Voting rights groups have sued over the new rules, arguing that voting by mail could disenfranchise thousands of residents.
Fourteen other states have postponed their primaries as a result of the coronavirus pandemic, including Georgia and Kentucky, two Senate battlegrounds, and Pennsylvania, a presidential swing state.
Despite the controversies over voting by mail, Pelosi and House Democrats are pushing for billions of dollars to be spent on giving more voters flexibility to do so in case the public health crisis spills into the fall.
“Vote by mail is so important … to our democracy so that people have access to voting and not be deterred especially at this time by the admonition to stay home,” Pelosi told reporters Wednesday.
Pelosi said Congress needs to “facilitate the vote by mail” and called for $2 billion to be spent on helping secretaries of state around the country make it easier for people to vote remotely.
“Four billion [dollars] is probably what would really democratize our whole system,” she added, noting that the Coronavirus Aid, Relief and Economic Security (CARES) Act that President Trump signed into law last week contained only $400 million in election funding, which she called “small compared to the need.”
Weiser, of the Brennan Center for Justice, noted that 16 states still require voters to provide reasons why they need to vote by mail, although the number is shrinking as some legal interpretations recognize the coronavirus as a valid reason.
Democratic lawmakers and activists say the next coronavirus relief package, which House Democrats have already started to negotiate with Treasury Secretary Steven Mnuchin, needs to include other reforms to ensure participation in November.
Pelosi said letting people register to vote on Election Day is one of a “number of things” she would like to see in the next coronavirus relief package to give “more people the opportunity to vote.”
Some activists were dismayed that the $400 million in election funding provided by the CARES Act was not directed more explicitly to addressing a possible downturn in participation.
Democratic efforts to expand vote-by-mail, however, are likely to run into Republican opposition.

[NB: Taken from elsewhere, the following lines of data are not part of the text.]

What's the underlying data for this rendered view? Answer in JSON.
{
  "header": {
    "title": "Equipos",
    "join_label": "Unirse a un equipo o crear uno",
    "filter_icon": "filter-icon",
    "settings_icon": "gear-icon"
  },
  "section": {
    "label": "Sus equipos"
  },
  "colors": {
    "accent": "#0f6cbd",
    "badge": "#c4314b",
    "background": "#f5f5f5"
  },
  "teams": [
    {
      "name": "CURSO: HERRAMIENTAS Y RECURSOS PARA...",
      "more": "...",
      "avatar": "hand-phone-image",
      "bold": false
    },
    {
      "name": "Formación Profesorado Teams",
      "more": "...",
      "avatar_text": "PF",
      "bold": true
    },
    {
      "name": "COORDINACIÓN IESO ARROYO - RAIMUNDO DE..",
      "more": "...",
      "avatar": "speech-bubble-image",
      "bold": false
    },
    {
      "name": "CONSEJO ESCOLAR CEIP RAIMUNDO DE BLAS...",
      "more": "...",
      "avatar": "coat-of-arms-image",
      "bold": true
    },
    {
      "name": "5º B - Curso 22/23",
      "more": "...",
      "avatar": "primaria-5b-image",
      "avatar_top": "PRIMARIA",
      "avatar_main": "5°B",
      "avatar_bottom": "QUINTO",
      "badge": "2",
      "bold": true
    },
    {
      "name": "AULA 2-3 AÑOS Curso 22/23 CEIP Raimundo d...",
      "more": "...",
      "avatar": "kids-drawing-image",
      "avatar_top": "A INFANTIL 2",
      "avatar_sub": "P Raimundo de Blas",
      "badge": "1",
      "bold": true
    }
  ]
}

Trump said Monday that some of the election reforms Pelosi was pushing for in the most recent coronavirus relief package would make it harder for Republicans to win office.
“The things they had in there were crazy. They had things, levels of voting that if you’d ever agreed to it, you’d never have a Republican elected in this country again,” Trump told “Fox & Friends.”
“They had things in there about election days and what you do and all sorts of clawbacks. They had things that were just totally crazy and had nothing to do with workers that lost their jobs and companies that we have to save,” he added.
In Alabama, where Sen. Doug Jones (D) faces a tough road to reelection, state officials decided to use federal money allocated for election security to sanitize polling places and boost the pay of poll workers.
House Majority Whip James Clyburn (D-S.C.) said he’s concerned about a recent decision by election officials in Ohio to distribute mail-in ballots without return postage, adding an extra obstacle for people to vote.
“I think all of us are very aware that voter suppression is alive and well in the country,” Clyburn told reporters this week. “We ought to make it as easy as we can make it for everybody to cast their vote to participate in this democracy.”
“I’m hopeful that with the next piece of legislation that we can have funds that are necessary that will allow us to get the ballot out to everybody so everybody can participate in this great democracy,” he added.
Clyburn also criticized the Ohio secretary of state for sending out absentee ballots without postage.
“That’s a poll tax. We will not be charging people to cast their votes. These kinds of shenanigans are not accidental,” Clyburn said. “I really believe that we should on the federal level make [the ballot] as accessible as we possibly can.